Mi hija de 14 años no volvió a casa después de un campamento con su hermano gemelo; un año después, encontré la verdad bajo su cama

Mi hija desapareció durante una excursión escolar de acampada, y durante casi un año culpé a mi hijo por no haberla protegido. Entonces descubrí una almohada roja escondida bajo su cama con el relicario de mi hija bordado dentro. Cuando le enfrenté, me vi obligado a enfrentarme a una verdad que nunca había imaginado.
Casi un año antes, mi hija, Lily, desapareció durante un viaje de acampada.

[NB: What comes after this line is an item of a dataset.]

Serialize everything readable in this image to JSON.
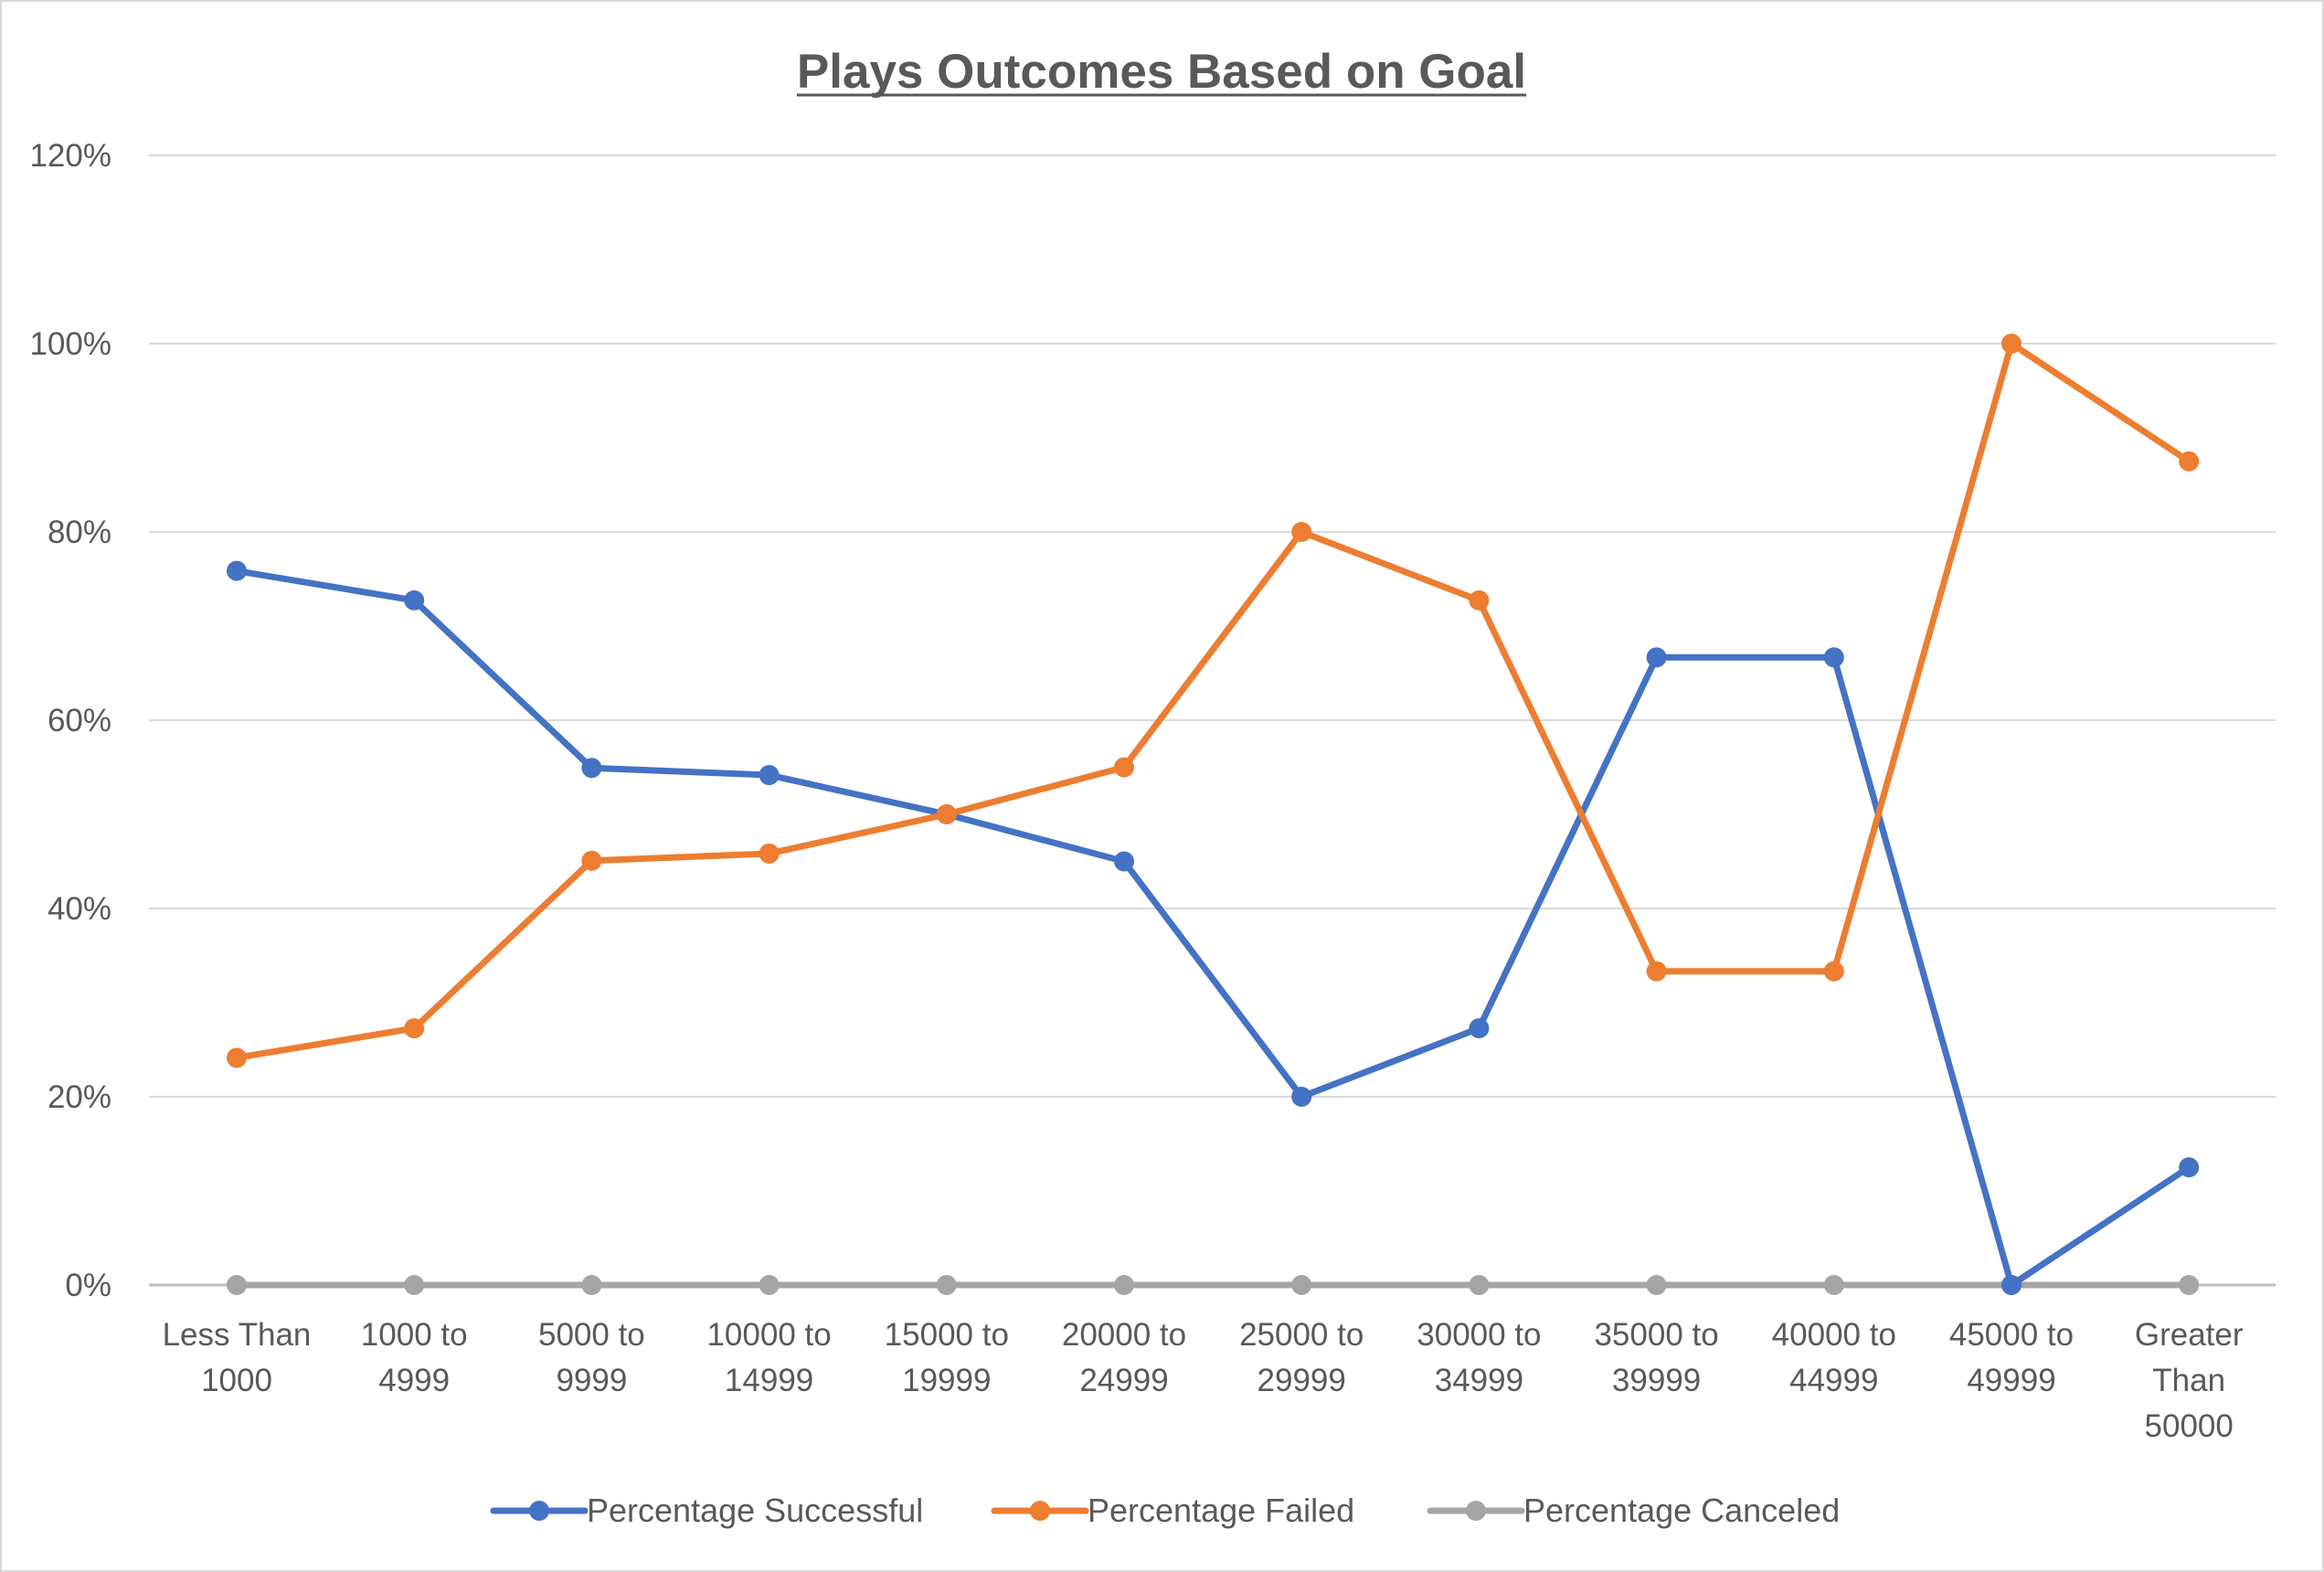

Desde el día en que su hermano gemelo, Noah, volvió a casa sin ella, la casa se sentía vacía. Me movía por cada habitación con cuidado.

Noah se movía por ella como un fantasma.

Al principio, creí que era por el vínculo que compartían como gemelos. Él y Lily siempre habían sentido que un latido dividido entre dos cuerpos.

Pero con el paso de los meses sin señales de Lily, la forma en que se comportaba Noah empezó a llevar mi mente a un lugar más oscuro.

Noah bajó esa mañana de sábado con su uniforme de béisbol puesto, con la bolsa colgando de un hombro.

Le vi servirse zumo de naranja sin mirarme a los ojos.

Había empezado a jugar al béisbol después de que Lily desapareciera. Nunca lo admití en voz alta, pero me sorprendió que pudiera seguir viviendo, seguir haciendo cualquier cosa, como si Lily nunca hubiera existido.

Mis dedos se apretaron alrededor de la taza de café mientras la rabia me invadía.

Noah estaba al lado de Lily cuando desapareció. Habían estado recogiendo setas en el campamento. Dijo que se agachó para cortar uno, y cuando volvió a mirar, Lily simplemente había desaparecido.

Me odiaba sentirlo, pero una parte de mí no podía dejar de pensar que quizá ella seguiría aquí si Noah la hubiera protegido mejor.

"Hasta luego", dijo Noah mientras se marchaba.

Solo asentí. Nunca me pidió que fuera a sus partidos. Ni siquiera sabía el nombre de su entrenador. Antes de que Lily desapareciera, eso habría sido imposible, pero ahora... Esa distancia era lo único que me mantenía para no desmoronarme.

La puerta se cerró tras él. Terminé mi café y empecé a lavar la ropa.

Estaba guardando la ropa de Noah cuando encontré la primera señal de que había mentido sobre lo que pasó el día que Lily desapareció.

La habitación de Noah olía a rancio, como una ventana que no se había abierto en demasiado tiempo.

Puse las camisetas dobladas sobre su escritorio y me agaché para coger un calcetín cerca del somier. Fue entonces cuando noté una bolsa de plástico blanca de la compra, atada en dos nudos, empujada profundamente contra la pared.

La saqué. Lo que fuera que había dentro se movió con un peso que se sentía extraño.